Where do we sit, asks opposition

The deputy speaker informed Mahar that she could not overrule decisions made by the speaker.

Tooba Masood September 26, 2014


Thirteen is an unlucky number but that doesn't scare Shaharyar Mahar. He told the deputy speaker that he may sit on seat number 13 if she fails to sort out the issue of oppositions seats, or face some serious rebellion.

"It's a tradition for the leader of the opposition to sit next to the leader of the treasury," he said. "Usually they are seated on the first two seats, but here, he sits there, and I sit near seat no. 12. Why don't you just sort this out madam deputy speaker?" He added that it would be acceptable to the opposition if all 19 members could sit in one place, as long as some decision was taken.

Shehla Raza, the deputy speaker, informed Mahar that she could not overrule decisions made by the speaker, Agha Siraj Durrani. "It just can't be done like this," she said dismissively. "You have to wait."

The finality in her voice told Mahar what she couldn't say out loud - drop it. Plus, if he didn't sit down, Sharjeel Memon and Mukesh Chawla looked like they were ready for a fight if Mahar persisted.

It looked like Nusrat Seher Abbasi wanted to challenge the deputy speaker to a shouting match, but decided against it after catching a sneak peak at Raza's poker face.

A grumpy Mahar decided to let the matter go for the moment and started preparing for what he would say later in the session when presenting an old motion on Tharparkar. After Mahar, the spotlight and mic turned on for Sharjeel Memon. The deputy speaker was being extremely selective about who could speak and when.

Memon, the minister for local government and informantion, gave a surprisingly long speech on several issues, including local government elections and telling Karachi's teens to say no to sheesha.

However, much later, journalists sitting in the press gallery realised that when the minister isn't busy shutting down sheesha joints or cleaning the city or talking about it with the media, he spends his time networking at the assembly.

Also spotted at the assembly with a bright-coloured pocket handkerchief was Nawab Muhammad Taimur Talpur, a PPP MPA. The young Talpur does attend sessions but doesn't say much.

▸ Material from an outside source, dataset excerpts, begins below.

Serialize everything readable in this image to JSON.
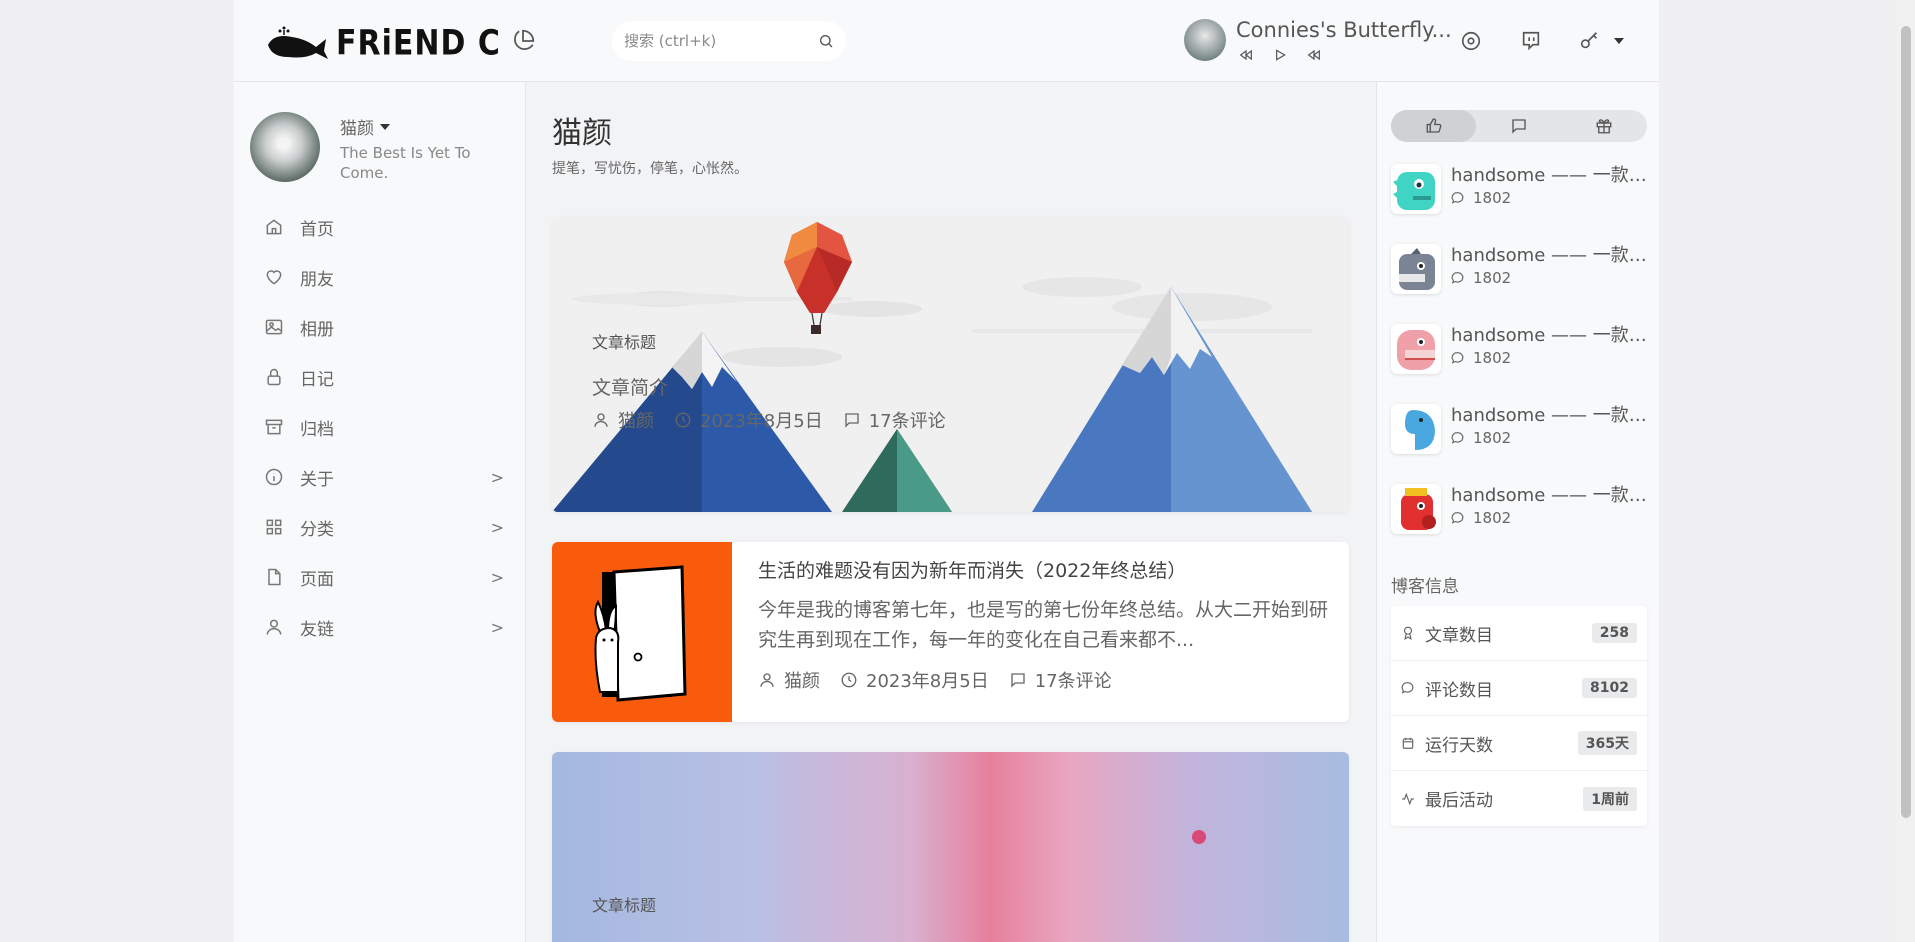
{
  "header": {
    "logo_text": "FRiEND C",
    "search_placeholder": "搜索 (ctrl+k)",
    "player_song": "Connies's Butterfly..."
  },
  "profile": {
    "name": "猫颜",
    "motto": "The Best Is Yet To Come."
  },
  "nav": {
    "items": [
      {
        "label": "首页",
        "icon": "home-icon",
        "has_arrow": false
      },
      {
        "label": "朋友",
        "icon": "heart-icon",
        "has_arrow": false
      },
      {
        "label": "相册",
        "icon": "image-icon",
        "has_arrow": false
      },
      {
        "label": "日记",
        "icon": "lock-icon",
        "has_arrow": false
      },
      {
        "label": "归档",
        "icon": "archive-icon",
        "has_arrow": false
      },
      {
        "label": "关于",
        "icon": "info-icon",
        "has_arrow": true
      },
      {
        "label": "分类",
        "icon": "grid-icon",
        "has_arrow": true
      },
      {
        "label": "页面",
        "icon": "file-icon",
        "has_arrow": true
      },
      {
        "label": "友链",
        "icon": "user-icon",
        "has_arrow": true
      }
    ],
    "arrow": ">"
  },
  "main": {
    "title": "猫颜",
    "subtitle": "提笔，写忧伤，停笔，心怅然。",
    "posts": [
      {
        "title": "文章标题",
        "desc": "文章简介",
        "author": "猫颜",
        "date": "2023年8月5日",
        "comments": "17条评论"
      },
      {
        "title": "生活的难题没有因为新年而消失（2022年终总结）",
        "desc": "今年是我的博客第七年，也是写的第七份年终总结。从大二开始到研究生再到现在工作，每一年的变化在自己看来都不...",
        "author": "猫颜",
        "date": "2023年8月5日",
        "comments": "17条评论"
      },
      {
        "title": "文章标题"
      }
    ]
  },
  "right": {
    "tabs": [
      "thumbs-up-icon",
      "comment-icon",
      "gift-icon"
    ],
    "list": [
      {
        "title": "handsome —— 一款typecho主题",
        "count": "1802",
        "color": "#3fd4c4"
      },
      {
        "title": "handsome —— 一款typecho主题",
        "count": "1802",
        "color": "#7b8494"
      },
      {
        "title": "handsome —— 一款typecho主题",
        "count": "1802",
        "color": "#f0a0a8"
      },
      {
        "title": "handsome —— 一款typecho主题",
        "count": "1802",
        "color": "#4aa8e0"
      },
      {
        "title": "handsome —— 一款typecho主题",
        "count": "1802",
        "color": "#e03030"
      }
    ],
    "blog_info_title": "博客信息",
    "blog_info": [
      {
        "label": "文章数目",
        "value": "258",
        "icon": "award-icon"
      },
      {
        "label": "评论数目",
        "value": "8102",
        "icon": "comment-icon"
      },
      {
        "label": "运行天数",
        "value": "365天",
        "icon": "calendar-icon"
      },
      {
        "label": "最后活动",
        "value": "1周前",
        "icon": "activity-icon"
      }
    ]
  },
  "colors": {
    "accent_orange": "#f95b0c",
    "mountain_blue": "#4a78c0",
    "balloon_red": "#d03030"
  }
}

He did, however, have time to go around the hall and chit chat with Memon, Khuhro and other MPAs from his party.

Unlike Thursday's session where the MQM was missing in action due to the Rangers raid and dharna outside CM House, several party members, including Sardar Ahmed showed up.

MQM MPAs remained, however, relatively quiet during the session till Memon responded to Kamran Akhtar's call-attention notice regarding local government elections.

The session had all the drama from day before but the sound system kept failing which ruined the theatrical effect the MPAs were counting on.

Dr Sikandar Mandhro kept getting up to explain to the House that since they were still in the process of finalising things in the new building, they would have to put up with some technical difficulties.

Published in The Express Tribune, September 27th, 2014.